Vis-à-vis des collectivités, le rapport formule sept recommandations pragmatiques, assises notamment sur les remontées des bonnes pratiques territoriales. Ainsi, il conviendrait créer des centres ou des maisons de santé "partenariaux", autrement dit conçus "en étroite concertation entre les élus locaux et les professionnels de santé, et ce le plus en amont possible". De même, le rapport préconise de renforcer les liens entre les collectivités territoriales et les facultés de médecine. Une proposition qui prend tous son sens dans le cadre du numerus apertus qui remplace à partir de l'année universitaire 2021-2022 l'ancien numerus clausus et offre une marge de manœuvre locale autour d'une orientation chiffrée nationale.

La troisième mesure est davantage de l'ordre du rappel, puisqu'elle consiste à "favoriser l'installation des médecins dans les zones sous-denses par des dispositifs incitatifs (des bourses financières jusqu'au salariat)". De nombreuses collectivités mettent en effet déjà en œuvre ou envisagent des dispositifs de ce type. En outre, leur développement pourrait se révéler contradictoire avec la volonté, affichée par ailleurs, d'éviter la concurrence entre territoires. Dans un ordre d'idée voisin – et avec la même contradiction –, le rapport suggère d'"attirer les médecins par une aide personnalisée apportée à eux-mêmes ainsi qu'à leur famille afin de favoriser leur installation dans les territoires (par exemple aides au logement)".

Hommage aux élus locaux

Autre piste pour les collectivités : rechercher l'échelon local pertinent pour la mise en œuvre des projets de santé. Sur ce point, les deux critères à prendre en compte pour déterminer cet échelon devraient être la soutenabilité financière du projet et sa technicité. Le rapport préconise aussi d'accélérer et d'achever le déploiement des contrats locaux de santé (CLS) sur l'ensemble du territoire et, enfin, d'encourager le recours à des projets de télémédecine, mais uniquement lorsqu'aucune solution alternative ne paraît envisageable.

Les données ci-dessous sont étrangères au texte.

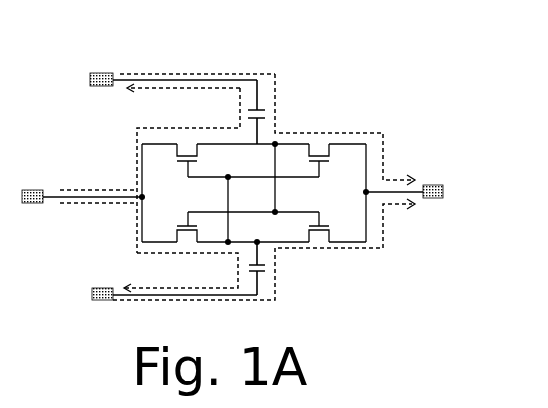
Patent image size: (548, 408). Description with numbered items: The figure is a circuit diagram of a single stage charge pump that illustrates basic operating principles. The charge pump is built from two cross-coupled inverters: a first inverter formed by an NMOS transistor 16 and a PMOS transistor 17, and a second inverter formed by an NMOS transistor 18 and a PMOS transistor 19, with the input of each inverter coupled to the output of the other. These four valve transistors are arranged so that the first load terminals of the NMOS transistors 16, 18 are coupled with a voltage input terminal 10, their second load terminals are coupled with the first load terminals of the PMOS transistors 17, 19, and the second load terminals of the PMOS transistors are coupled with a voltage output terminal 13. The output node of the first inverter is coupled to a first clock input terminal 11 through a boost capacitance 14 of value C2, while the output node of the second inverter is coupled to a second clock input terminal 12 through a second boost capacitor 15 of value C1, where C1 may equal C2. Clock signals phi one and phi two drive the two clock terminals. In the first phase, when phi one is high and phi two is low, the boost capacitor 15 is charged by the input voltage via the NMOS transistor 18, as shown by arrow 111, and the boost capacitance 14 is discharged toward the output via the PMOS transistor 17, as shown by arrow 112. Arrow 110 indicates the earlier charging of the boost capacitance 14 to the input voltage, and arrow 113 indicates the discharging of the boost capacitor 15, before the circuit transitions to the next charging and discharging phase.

The voltage input terminal 10 is at (43, 189).
The first clock input terminal 11 is at (100, 86).
The second clock input terminal 12 is at (94, 287).
The voltage output terminal 13 is at (428, 198).
The boost capacitance 14 is at (257, 110).
The second boost capacitor 15 is at (262, 272).
The NMOS transistor 16 is at (177, 155).
The PMOS transistor 17 is at (328, 155).
The NMOS transistor 18 is at (177, 242).
The PMOS transistor 19 is at (329, 241).
The arrow 110 is at (168, 88).
The arrow 111 is at (188, 253).
The arrow 112 is at (297, 133).
The arrow 113 is at (382, 237).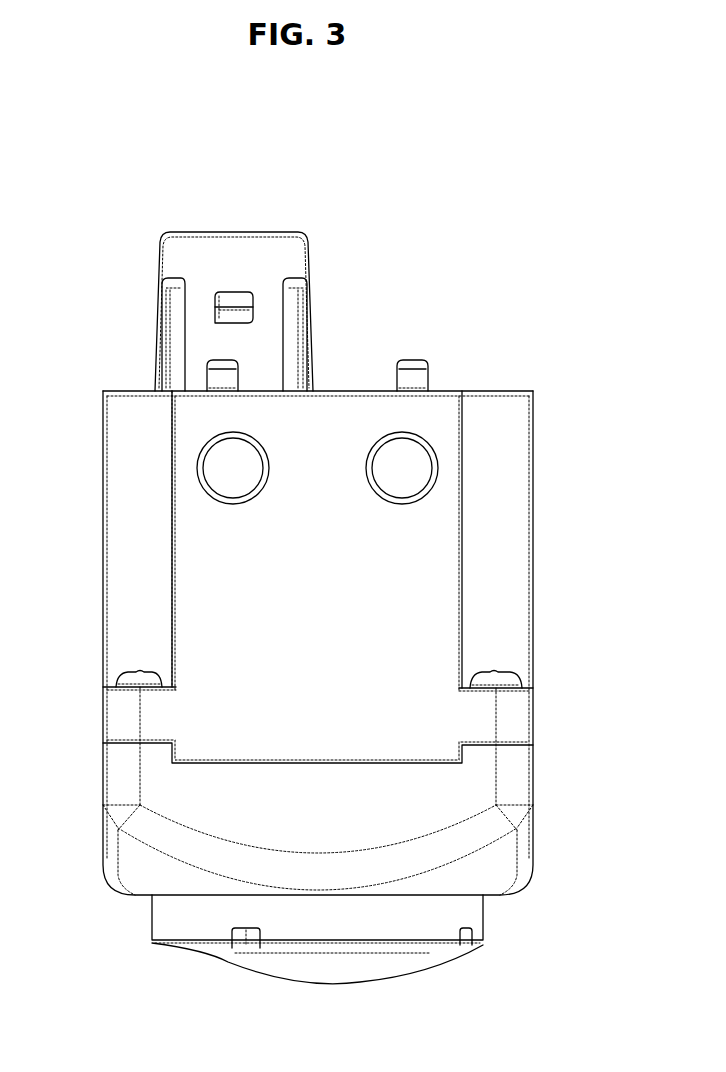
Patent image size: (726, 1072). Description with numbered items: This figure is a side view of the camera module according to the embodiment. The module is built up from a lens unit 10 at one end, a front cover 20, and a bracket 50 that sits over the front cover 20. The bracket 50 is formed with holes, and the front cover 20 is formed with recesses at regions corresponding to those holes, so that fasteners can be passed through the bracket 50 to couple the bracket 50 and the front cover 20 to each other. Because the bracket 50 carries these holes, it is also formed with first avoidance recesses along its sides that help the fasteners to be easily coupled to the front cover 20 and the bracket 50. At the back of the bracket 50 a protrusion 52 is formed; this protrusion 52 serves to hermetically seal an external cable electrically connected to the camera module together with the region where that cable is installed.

En conclusion, le rapport salue "le volontarisme et la détermination dont font preuve les élus locaux, confrontés aux difficultés de l'État à répondre à sa mission en matière d'accès aux soins, jusqu'au dernier kilomètre. Face au sentiment d'abandon de nos concitoyens, nombreuses sont les collectivités qui mettent en œuvre des solutions innovantes, partenariales et pragmatiques pour remédier aux déserts médicaux". La délégation aux collectivités territoriales rend donc "hommage à tous ces élus qui, malgré les contraintes, malgré les lourdeurs administratives et malgré la modestie de leurs moyens juridiques, techniques et financiers, sont des inventeurs de solutions et des développeurs de territoires, dans un champ de compétences largement déserté par l'État".